Transparenzregister - Verhandlungsmandat des EP angenommen

Die Konferenz der Präsidenten des EP hat am 15. Juni 2017 das Mandat für die Verhandlungen mit der Europäischen Kommission und dem Rat über eine Interinstitutionelle Vereinbarung (IIV) über ein verbindliches Transparenzregister angenommen. Ziel der Verhandlungen aus Sicht des EP soll insbesondere sein, dass das zukünftige Transparenzregister auch den Rat der EU und nicht wie bisher „nur“ das EP und die Kommission umfasst.
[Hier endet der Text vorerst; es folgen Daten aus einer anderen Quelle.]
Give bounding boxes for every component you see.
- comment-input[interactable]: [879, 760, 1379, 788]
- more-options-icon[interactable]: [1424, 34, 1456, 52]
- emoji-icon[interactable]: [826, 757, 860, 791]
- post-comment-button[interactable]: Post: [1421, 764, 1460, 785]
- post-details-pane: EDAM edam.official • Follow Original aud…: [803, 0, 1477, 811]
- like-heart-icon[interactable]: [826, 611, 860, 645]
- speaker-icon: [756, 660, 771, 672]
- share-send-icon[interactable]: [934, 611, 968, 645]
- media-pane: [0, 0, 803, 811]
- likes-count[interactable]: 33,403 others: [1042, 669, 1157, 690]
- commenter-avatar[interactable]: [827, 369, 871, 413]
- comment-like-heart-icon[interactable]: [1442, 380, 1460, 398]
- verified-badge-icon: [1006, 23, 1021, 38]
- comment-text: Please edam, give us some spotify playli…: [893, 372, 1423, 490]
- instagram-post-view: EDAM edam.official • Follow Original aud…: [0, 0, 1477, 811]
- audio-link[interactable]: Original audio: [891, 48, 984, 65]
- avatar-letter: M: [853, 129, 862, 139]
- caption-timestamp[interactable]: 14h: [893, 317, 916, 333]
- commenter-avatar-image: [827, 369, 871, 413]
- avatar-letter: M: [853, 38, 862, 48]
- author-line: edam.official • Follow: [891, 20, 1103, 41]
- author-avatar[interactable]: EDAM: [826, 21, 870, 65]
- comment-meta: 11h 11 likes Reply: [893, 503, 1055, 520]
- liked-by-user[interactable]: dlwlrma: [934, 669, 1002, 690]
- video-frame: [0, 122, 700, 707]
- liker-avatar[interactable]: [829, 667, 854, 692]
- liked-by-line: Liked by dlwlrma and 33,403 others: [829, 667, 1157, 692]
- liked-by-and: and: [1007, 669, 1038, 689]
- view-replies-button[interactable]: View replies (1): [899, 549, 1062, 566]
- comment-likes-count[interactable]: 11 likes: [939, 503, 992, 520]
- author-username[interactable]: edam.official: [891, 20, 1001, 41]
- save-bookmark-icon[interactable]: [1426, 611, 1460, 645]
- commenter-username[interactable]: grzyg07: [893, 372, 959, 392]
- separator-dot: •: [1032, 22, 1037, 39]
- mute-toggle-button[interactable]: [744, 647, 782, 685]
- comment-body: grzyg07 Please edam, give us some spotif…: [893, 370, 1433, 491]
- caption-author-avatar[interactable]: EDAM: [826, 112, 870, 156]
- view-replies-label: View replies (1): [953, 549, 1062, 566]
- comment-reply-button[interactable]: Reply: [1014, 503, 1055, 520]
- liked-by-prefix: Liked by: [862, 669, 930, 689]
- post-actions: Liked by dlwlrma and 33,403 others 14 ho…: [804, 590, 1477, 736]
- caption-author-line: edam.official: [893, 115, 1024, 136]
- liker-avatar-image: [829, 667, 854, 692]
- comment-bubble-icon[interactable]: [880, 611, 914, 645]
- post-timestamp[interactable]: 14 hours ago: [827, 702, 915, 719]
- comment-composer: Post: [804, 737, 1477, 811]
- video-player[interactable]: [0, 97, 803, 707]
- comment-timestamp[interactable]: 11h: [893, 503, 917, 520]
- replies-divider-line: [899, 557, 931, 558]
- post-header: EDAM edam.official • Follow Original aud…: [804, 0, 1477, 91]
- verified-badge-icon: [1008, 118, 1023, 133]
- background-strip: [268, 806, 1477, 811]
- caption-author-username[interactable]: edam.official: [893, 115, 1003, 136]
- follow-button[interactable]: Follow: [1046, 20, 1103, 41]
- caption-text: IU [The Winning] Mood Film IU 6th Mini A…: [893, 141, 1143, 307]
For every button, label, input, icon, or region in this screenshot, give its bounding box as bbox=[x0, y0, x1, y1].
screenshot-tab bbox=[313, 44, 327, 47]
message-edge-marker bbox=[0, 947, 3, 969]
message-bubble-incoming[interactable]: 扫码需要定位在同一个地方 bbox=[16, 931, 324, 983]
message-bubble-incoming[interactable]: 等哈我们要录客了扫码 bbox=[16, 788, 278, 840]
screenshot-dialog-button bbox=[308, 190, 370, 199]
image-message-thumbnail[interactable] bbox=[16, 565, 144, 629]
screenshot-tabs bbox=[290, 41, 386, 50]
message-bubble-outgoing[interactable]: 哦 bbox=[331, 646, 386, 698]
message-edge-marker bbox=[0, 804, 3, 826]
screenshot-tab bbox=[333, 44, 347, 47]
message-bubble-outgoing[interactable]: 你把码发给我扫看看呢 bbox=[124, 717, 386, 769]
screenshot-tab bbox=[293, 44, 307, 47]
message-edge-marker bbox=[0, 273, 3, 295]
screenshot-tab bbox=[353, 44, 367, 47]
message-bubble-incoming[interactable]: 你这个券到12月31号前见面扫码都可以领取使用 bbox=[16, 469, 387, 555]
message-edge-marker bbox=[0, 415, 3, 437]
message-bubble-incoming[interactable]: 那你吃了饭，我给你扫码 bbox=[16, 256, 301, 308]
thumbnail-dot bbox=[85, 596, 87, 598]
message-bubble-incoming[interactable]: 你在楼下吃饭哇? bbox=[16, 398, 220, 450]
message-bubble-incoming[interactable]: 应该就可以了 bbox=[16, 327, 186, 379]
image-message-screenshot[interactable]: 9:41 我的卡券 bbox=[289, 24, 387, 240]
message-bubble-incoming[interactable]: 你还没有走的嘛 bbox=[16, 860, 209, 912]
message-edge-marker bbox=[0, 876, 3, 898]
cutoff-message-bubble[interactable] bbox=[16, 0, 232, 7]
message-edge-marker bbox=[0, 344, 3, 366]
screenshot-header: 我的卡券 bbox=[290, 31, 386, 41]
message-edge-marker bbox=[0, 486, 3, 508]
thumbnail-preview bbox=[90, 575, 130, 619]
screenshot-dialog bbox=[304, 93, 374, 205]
Daneben sollen die Definition des Begriffs „Lobbying“ und die Ausnahmen vom Register klarer gefasst werden. Das Transparenzregister soll mit höheren finanziellen Mitteln ausgestattet und die Qualität der von den Interessenvertretern anzugebenden Daten verbessert werden.

Der Start der Verhandlungen zwischen den drei EU-Institutionen ist indessen noch ungewiss, da der Rat hierzu bisher noch keine Entscheidung getroffen hat. Er hat sich in den letzten Monaten eher kritisch gegenüber dem Vorschlag der Beteiligung an einem Transparenzregister geäußert.